Traditional Knowledge, Resilience, and Food Landscape:
International Ecology of the Aboriginal
Yih-ren Lin

In fidelity to the core values outlined by the International Partnership for the Satoyama Initiative (IPSI) that promotes self-sufficient management of agricultural and natural resources within a local community, this project seeks to explore how this initiative is practiced by the Indigenous people in Taiwan. In principle, a well-established social system needs to rely upon the sufficiency of natural resources that are regulated by and operated within different ecosystems. In addition, the establishment of cultural landscapes in human communities will influence local ecologies to different extents.
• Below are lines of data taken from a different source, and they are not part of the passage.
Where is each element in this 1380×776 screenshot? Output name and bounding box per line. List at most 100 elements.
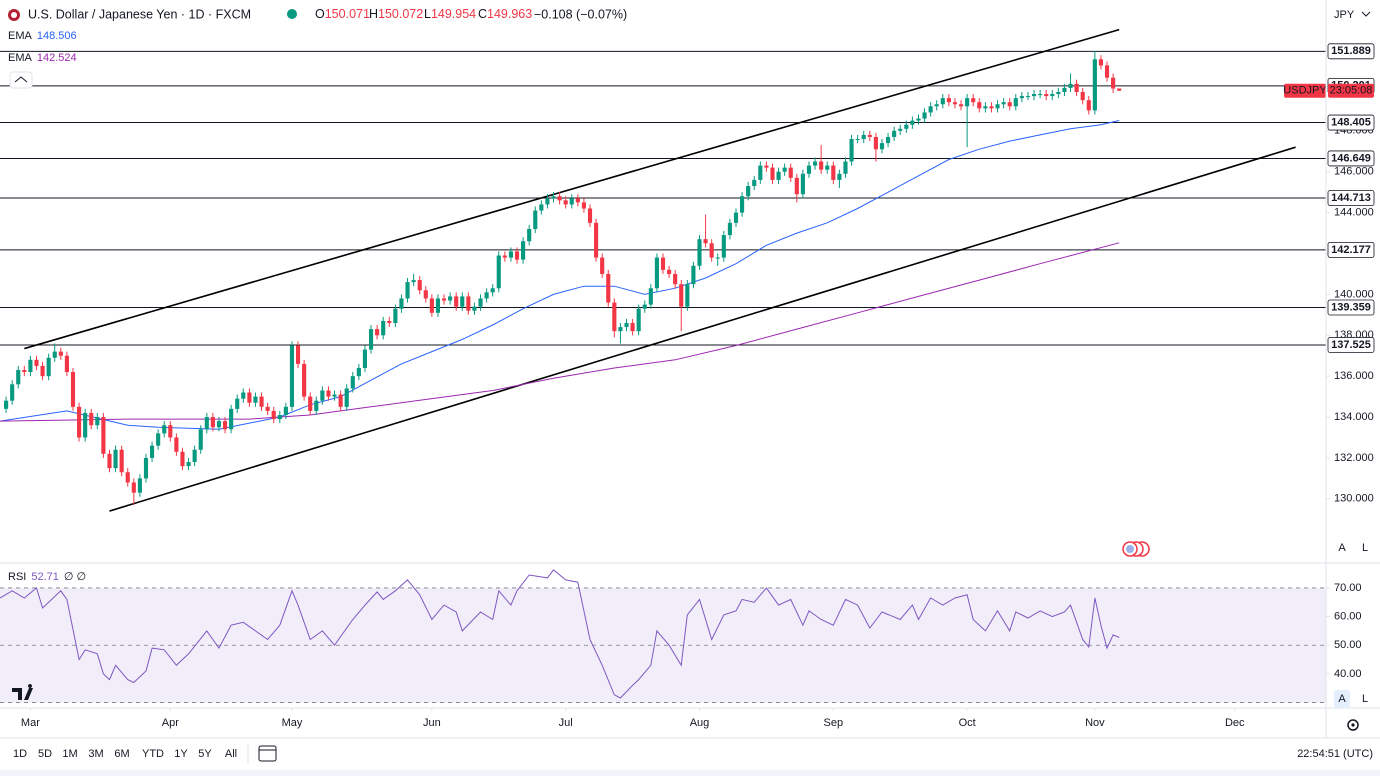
x-tick-label: Jun bbox=[423, 717, 441, 729]
ohlc-label: H bbox=[369, 7, 378, 21]
rsi-legend-value: 52.71 bbox=[31, 571, 59, 583]
range-button[interactable]: 1M bbox=[62, 748, 77, 760]
symbol-title[interactable]: U.S. Dollar / Japanese Yen · 1D · FXCM bbox=[28, 7, 251, 21]
level-label-box bbox=[1327, 114, 1375, 131]
candle-body bbox=[399, 298, 404, 309]
candle-body bbox=[411, 280, 416, 283]
settings-icon-center bbox=[1351, 723, 1355, 727]
collapse-button[interactable] bbox=[9, 71, 33, 89]
candle-body bbox=[581, 202, 586, 209]
scale-button[interactable]: L bbox=[1362, 542, 1368, 554]
range-button[interactable]: 3M bbox=[88, 748, 103, 760]
candle-body bbox=[788, 167, 793, 178]
candle-body bbox=[934, 104, 939, 107]
candle-body bbox=[521, 241, 526, 260]
candle-body bbox=[758, 165, 763, 180]
candle-body bbox=[113, 449, 118, 469]
scale-button-bg bbox=[1334, 690, 1350, 708]
candle-body bbox=[16, 370, 21, 385]
range-button[interactable]: 1Y bbox=[174, 748, 188, 760]
candle-body bbox=[551, 196, 556, 199]
ema-line bbox=[0, 242, 1120, 422]
collapse-icon bbox=[14, 76, 28, 83]
ema-legend: EMA 148.506 bbox=[8, 30, 77, 42]
date-range-icon[interactable] bbox=[258, 745, 277, 762]
level-label-box bbox=[1327, 241, 1375, 258]
candle-body bbox=[691, 265, 696, 285]
candle-body bbox=[107, 453, 112, 469]
level-label: 139.359 bbox=[1331, 301, 1371, 313]
candle-body bbox=[636, 308, 641, 332]
ohlc-legend: O150.071 H150.072 L149.954 C149.963 −0.108 (… bbox=[315, 7, 627, 21]
candle-body bbox=[186, 462, 191, 467]
candle-body bbox=[606, 273, 611, 303]
candle-body bbox=[83, 412, 88, 438]
y-tick-label: 136.000 bbox=[1334, 370, 1374, 382]
candle-body bbox=[642, 304, 647, 309]
candle-body bbox=[600, 257, 605, 274]
candle-body bbox=[1031, 94, 1037, 97]
candle-body bbox=[703, 239, 708, 244]
ohlc-label: O bbox=[315, 7, 325, 21]
x-tick-label: Dec bbox=[1225, 717, 1245, 729]
clock[interactable]: 22:54:51 (UTC) bbox=[1297, 748, 1373, 760]
candle-body bbox=[527, 228, 532, 242]
rsi-tick-label: 50.00 bbox=[1334, 639, 1362, 651]
trend-line bbox=[24, 28, 1120, 350]
candle-body bbox=[898, 128, 903, 131]
rsi-tick-label: 70.00 bbox=[1334, 582, 1362, 594]
axes: 130.000132.000134.000136.000138.000140.0… bbox=[21, 43, 1375, 729]
candle-body bbox=[368, 329, 374, 350]
range-button[interactable]: 1D bbox=[13, 748, 27, 760]
candle-body bbox=[472, 306, 477, 311]
candle-body bbox=[4, 400, 9, 409]
candle-body bbox=[149, 445, 155, 458]
candle-body bbox=[630, 322, 635, 332]
candle-body bbox=[782, 167, 787, 172]
candle-body bbox=[843, 161, 848, 174]
logo[interactable] bbox=[12, 683, 33, 700]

Ideally, Satoyama area, a place that constitutes of local residence, different natural resources use and healthy food production, will positively enhance the welfare of the human being and their living environment. Putting this agenda against the experiences of Taiwanese Indigenous cultures, we hope to retrieve the value of ecological health that is richly nourished by the often neglected spiritual recourses based on the Indigenous traditional knowledge from a holistic viewpoint. We also concern ourselves with resilience as a pivotal concept to confront and adapt the climate change, and to retain sustainability in the production of healthy food. In those regards, Indigenous ecological farmers are thus our active agents.

This project examines issues surrounding practices of the traditional knowledge, resilience, and foodscape. First, we argue that biodiversity conservation is an effective way to safeguard cultural multiplicities and vice versa. Therefore, we support agricultures related to ecologically sound landscape and food production system in diverse Indigenous people’s areas that can portray resilient social-cultural contents domestically and internationally. Second, this project advocates developments of Indigenous organizations to reinforce autonomous management of traditional ecology and agricultural recourses under the impact of global climate change. Third, this project promotes tribal self-sufficient economy as fulfilling entrepreneurships. It may be achieved by ways of exploring particular Indigenous features and branding of tribal cultures, and implementing production and marketing mechanism of the economy chain. Lastly, this project seeks to establish a network interweaving knowledge gathered locally from Indigenous tribes in Taiwan and global ecological discourses through international cooperation. The aim of this project is to model on the spirit and experience of global Satoyama Initiative to establish the examples of autonomous agriculture and natural resources in the regions of Taiwanese Indigenous tribes, and to share and build allegiance in the global context.